L’isolement, risque majeur d’un pouvoir en dérive
Les discours patriotiques, aussi mobilisateurs soient-ils, ne suffisent pas à restaurer la sécurité d’un pays confronté à une crise multidimensionnelle. Les slogans ne remplacent ni les victoires militaires, ni la reconstruction institutionnelle, ni le rétablissement de la confiance entre l’État et ses citoyens.
Pour les observateurs critiques, le principal danger réside désormais dans l’isolement progressif du chef de la junte. En se coupant de ses anciens alliés, en multipliant les restructurations sécuritaires et en gouvernant dans un climat de suspicion permanente, Ibrahim Traoré prend le risque d’affaiblir les fondations mêmes de son pouvoir. L’histoire politique africaine regorge d’exemples où des régimes militaires, en concentrant tous les leviers du pouvoir entre les mains d’un cercle restreint, ont fini par s’effondrer sous le poids de la méfiance interne.

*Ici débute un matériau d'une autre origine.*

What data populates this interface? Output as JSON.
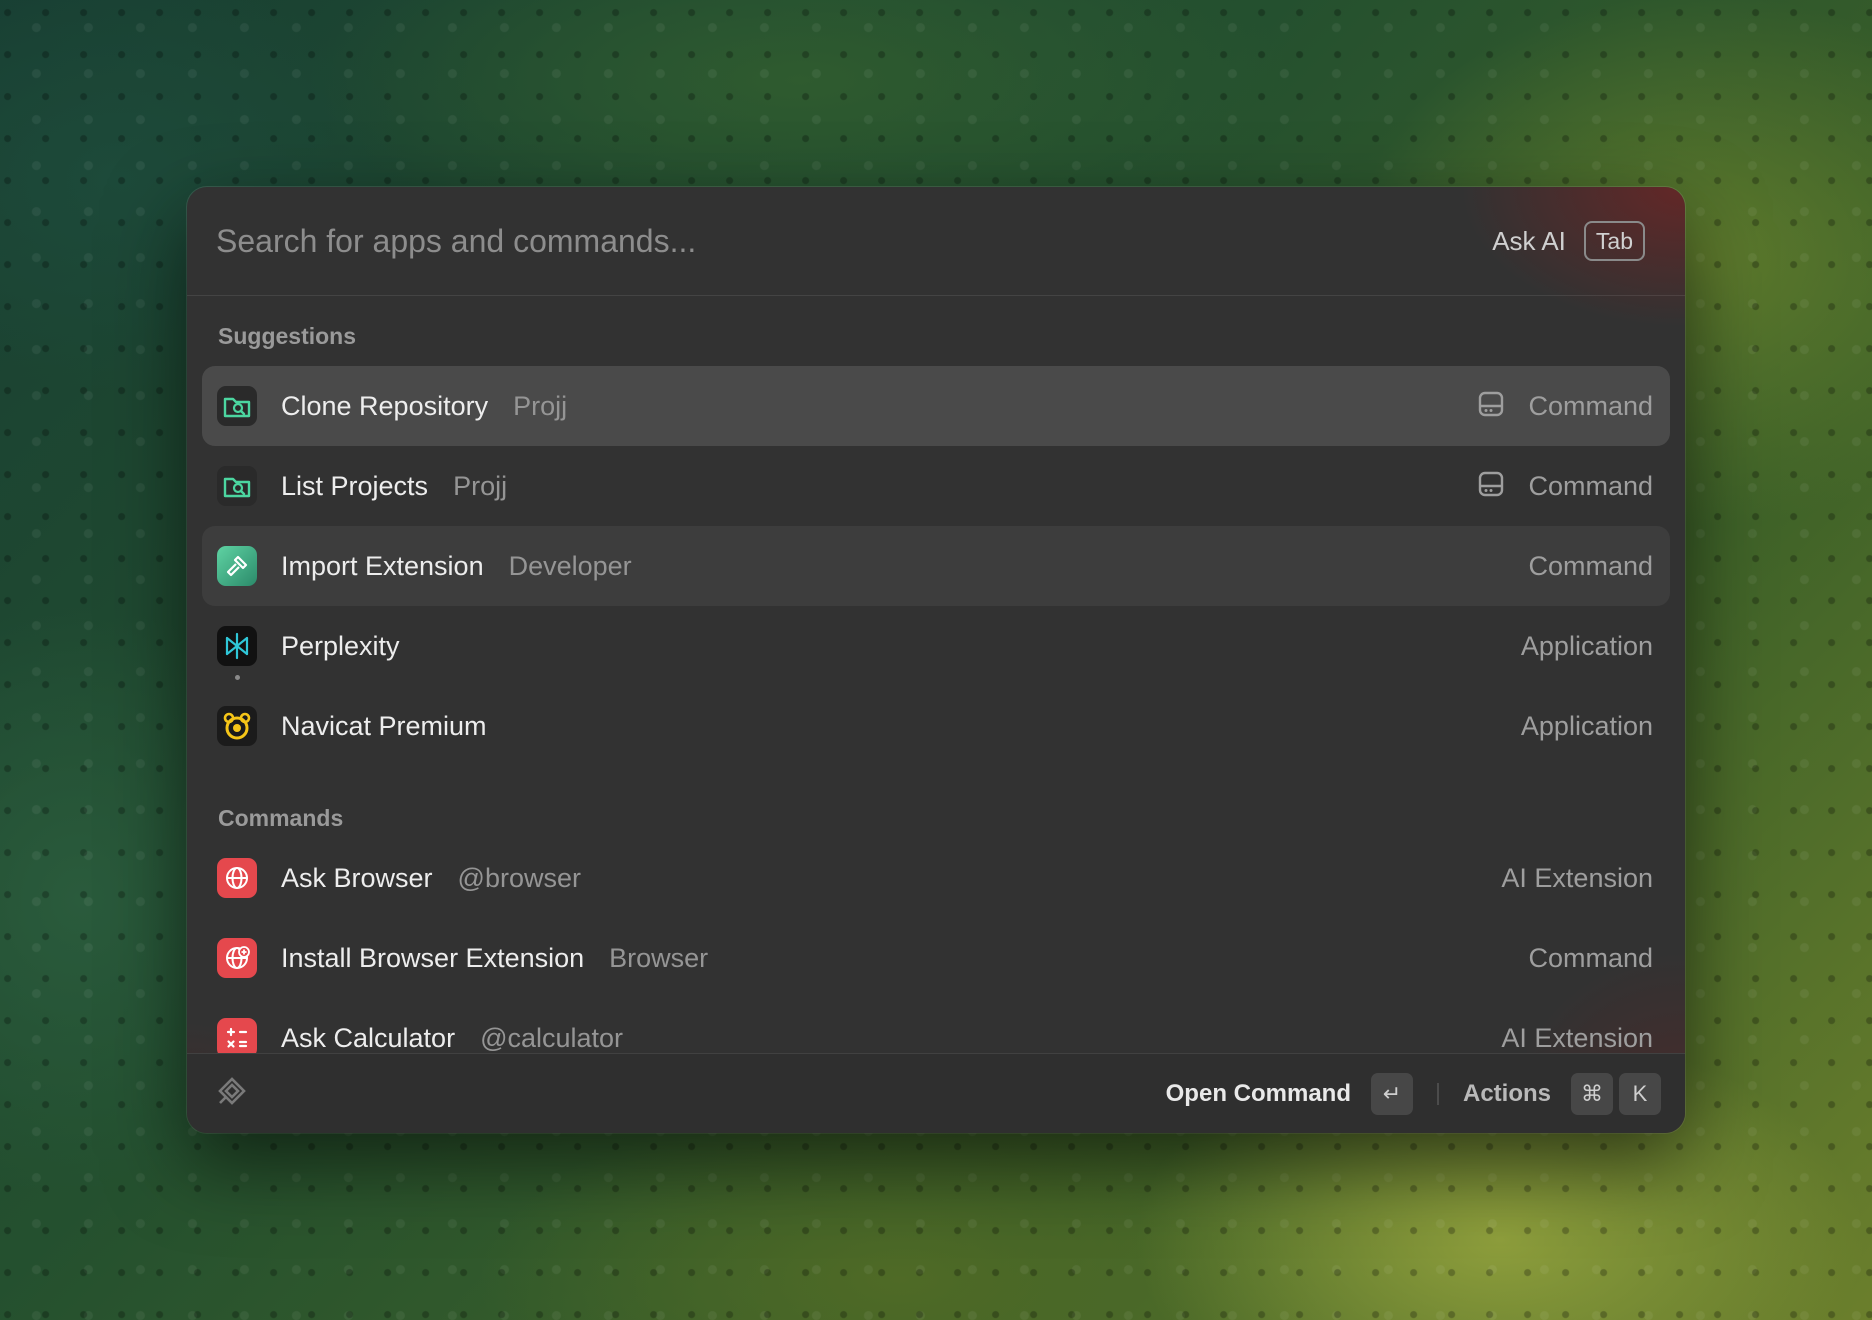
{
  "search": {
    "placeholder": "Search for apps and commands...",
    "ask_ai_label": "Ask AI",
    "ask_ai_shortcut": "Tab"
  },
  "sections": {
    "suggestions": {
      "title": "Suggestions",
      "items": [
        {
          "title": "Clone Repository",
          "subtitle": "Projj",
          "type": "Command",
          "icon": "folder-sync-icon",
          "accessory_icon": "drive-icon",
          "state": "selected"
        },
        {
          "title": "List Projects",
          "subtitle": "Projj",
          "type": "Command",
          "icon": "folder-sync-icon",
          "accessory_icon": "drive-icon"
        },
        {
          "title": "Import Extension",
          "subtitle": "Developer",
          "type": "Command",
          "icon": "hammer-icon",
          "state": "hover"
        },
        {
          "title": "Perplexity",
          "subtitle": "",
          "type": "Application",
          "icon": "perplexity-icon",
          "running": true
        },
        {
          "title": "Navicat Premium",
          "subtitle": "",
          "type": "Application",
          "icon": "navicat-icon"
        }
      ]
    },
    "commands": {
      "title": "Commands",
      "items": [
        {
          "title": "Ask Browser",
          "subtitle": "@browser",
          "type": "AI Extension",
          "icon": "globe-icon"
        },
        {
          "title": "Install Browser Extension",
          "subtitle": "Browser",
          "type": "Command",
          "icon": "globe-plus-icon"
        },
        {
          "title": "Ask Calculator",
          "subtitle": "@calculator",
          "type": "AI Extension",
          "icon": "calculator-icon"
        }
      ]
    }
  },
  "footer": {
    "primary_action": "Open Command",
    "primary_shortcut": "↵",
    "actions_label": "Actions",
    "actions_shortcut": [
      "⌘",
      "K"
    ],
    "logo_icon": "raycast-logo-icon"
  },
  "colors": {
    "window_bg": "#323232",
    "selected_row": "#4a4a4a",
    "accent_red": "#e5484d",
    "accent_green": "#3fbf8a"
  }
}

Le défi du Burkina Faso est donc clair : rétablir durablement la sécurité, restaurer la confiance au sein des institutions et répondre aux aspirations d’une population lasse des sacrifices imposés par l’instabilité. Car lorsqu’un pouvoir dépense davantage d’énergie à anticiper les complots qu’à résoudre les crises qui ont légitimé son arrivée, il prend le risque de voir sa survie politique devenir son unique priorité, au mépris de l’intérêt national.